Again, I was wondering if there were any difference between the following two ways to say 'so that' in Turkish:
1. imperative + diye (e.g., postlardan dolayı beni öldürün diye özür diliyorum) 
2. personal verbal noun + için (e.g., postlardan dolayı beni öldürmeniz için özür diliyorum)

I'm not sure if there are any other ways to say 'so that' in Turkish besides those two, but if there are, please let me know. And if there is no difference, please let me know, too!

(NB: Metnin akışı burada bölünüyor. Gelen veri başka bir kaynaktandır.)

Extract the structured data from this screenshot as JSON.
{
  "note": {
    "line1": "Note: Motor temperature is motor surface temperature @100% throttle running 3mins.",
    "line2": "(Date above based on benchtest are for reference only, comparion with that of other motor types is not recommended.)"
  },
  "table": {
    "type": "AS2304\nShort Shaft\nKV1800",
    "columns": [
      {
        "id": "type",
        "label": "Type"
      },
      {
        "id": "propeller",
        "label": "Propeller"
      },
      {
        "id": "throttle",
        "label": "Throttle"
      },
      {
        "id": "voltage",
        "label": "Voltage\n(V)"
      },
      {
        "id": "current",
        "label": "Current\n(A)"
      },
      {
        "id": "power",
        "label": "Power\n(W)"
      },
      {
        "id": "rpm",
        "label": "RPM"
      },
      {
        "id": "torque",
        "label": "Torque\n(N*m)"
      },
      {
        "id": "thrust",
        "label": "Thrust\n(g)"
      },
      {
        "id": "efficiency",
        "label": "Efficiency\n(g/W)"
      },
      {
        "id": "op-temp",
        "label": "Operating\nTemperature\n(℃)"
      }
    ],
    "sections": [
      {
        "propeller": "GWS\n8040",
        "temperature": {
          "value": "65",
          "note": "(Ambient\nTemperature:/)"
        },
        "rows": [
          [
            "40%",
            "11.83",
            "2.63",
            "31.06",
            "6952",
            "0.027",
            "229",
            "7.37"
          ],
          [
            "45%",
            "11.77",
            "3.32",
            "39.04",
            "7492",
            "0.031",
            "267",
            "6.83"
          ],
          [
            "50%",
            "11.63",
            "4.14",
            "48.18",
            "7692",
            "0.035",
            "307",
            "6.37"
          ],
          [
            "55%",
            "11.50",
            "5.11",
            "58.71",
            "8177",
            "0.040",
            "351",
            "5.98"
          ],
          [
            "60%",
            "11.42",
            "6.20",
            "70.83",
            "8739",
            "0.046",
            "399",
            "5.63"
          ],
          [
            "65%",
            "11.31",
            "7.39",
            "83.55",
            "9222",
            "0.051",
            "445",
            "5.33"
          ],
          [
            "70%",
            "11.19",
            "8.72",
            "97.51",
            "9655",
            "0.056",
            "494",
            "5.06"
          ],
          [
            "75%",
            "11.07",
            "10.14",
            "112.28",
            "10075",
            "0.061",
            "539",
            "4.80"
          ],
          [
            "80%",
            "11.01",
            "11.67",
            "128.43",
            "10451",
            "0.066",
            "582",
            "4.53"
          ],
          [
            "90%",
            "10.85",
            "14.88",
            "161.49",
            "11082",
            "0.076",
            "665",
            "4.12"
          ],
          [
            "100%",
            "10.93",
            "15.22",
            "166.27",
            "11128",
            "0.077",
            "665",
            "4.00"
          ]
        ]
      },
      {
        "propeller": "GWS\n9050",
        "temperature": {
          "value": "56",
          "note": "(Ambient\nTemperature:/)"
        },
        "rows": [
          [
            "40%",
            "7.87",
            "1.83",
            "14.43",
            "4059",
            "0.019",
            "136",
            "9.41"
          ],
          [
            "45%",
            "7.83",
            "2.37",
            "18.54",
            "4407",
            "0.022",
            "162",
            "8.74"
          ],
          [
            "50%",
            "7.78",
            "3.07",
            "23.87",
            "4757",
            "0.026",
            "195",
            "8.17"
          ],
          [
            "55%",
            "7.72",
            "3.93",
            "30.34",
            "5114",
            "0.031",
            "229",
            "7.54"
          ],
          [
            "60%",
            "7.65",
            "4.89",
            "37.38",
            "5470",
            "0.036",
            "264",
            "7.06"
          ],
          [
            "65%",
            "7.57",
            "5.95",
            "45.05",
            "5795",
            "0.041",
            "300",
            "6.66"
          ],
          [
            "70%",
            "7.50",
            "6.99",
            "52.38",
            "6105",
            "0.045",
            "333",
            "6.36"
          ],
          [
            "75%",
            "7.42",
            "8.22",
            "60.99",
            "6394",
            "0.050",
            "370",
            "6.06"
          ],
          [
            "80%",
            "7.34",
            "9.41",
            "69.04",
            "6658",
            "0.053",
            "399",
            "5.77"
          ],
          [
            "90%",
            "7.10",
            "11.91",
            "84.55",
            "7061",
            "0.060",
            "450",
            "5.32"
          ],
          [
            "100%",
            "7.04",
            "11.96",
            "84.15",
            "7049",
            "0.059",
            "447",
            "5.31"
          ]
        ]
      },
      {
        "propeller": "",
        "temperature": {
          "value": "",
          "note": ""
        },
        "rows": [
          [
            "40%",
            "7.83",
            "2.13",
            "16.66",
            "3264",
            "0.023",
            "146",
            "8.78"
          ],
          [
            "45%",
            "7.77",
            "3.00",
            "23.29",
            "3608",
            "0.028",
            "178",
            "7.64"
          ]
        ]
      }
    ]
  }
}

Çok çok çok teşekkürler! öpüyorum!

Guy


----------



## yunuzfb

These two sentences are wrong.

Can you write in english what you want to say?


----------



## Gemmenita

Merhaba chiflad,

As yunuz said, please write exact sentences you want.

But with what I get from your actual given informations, şimdilik söyleyebileceğim tek şey, bunlar:

için = because of, for,...
diye= many meanings, for example here.

so that, so = bu yüzden, bunun için, bundan dolayı,...


----------



## chifladoporlosidiomas

Örneklerimin pek açık olmadığı için çok özür dilerim. Başka örnkeler vereceğim o zaman:

I'm telling you this now so that you don't get upset later:
Sonra canını sıkmasın diye şimdi sana bunu anlatıyorum.
versus
Sonra canını sıkması için şimdi sana bunu anlatıyorum. 

Veya

So that you have time to study, we're going to go home early. 
Ders çalışacağın vakit olsun diye eve erken döneceğiz. 
versus
Ders çalışacağın vakit olması için eve erken döneceğiz.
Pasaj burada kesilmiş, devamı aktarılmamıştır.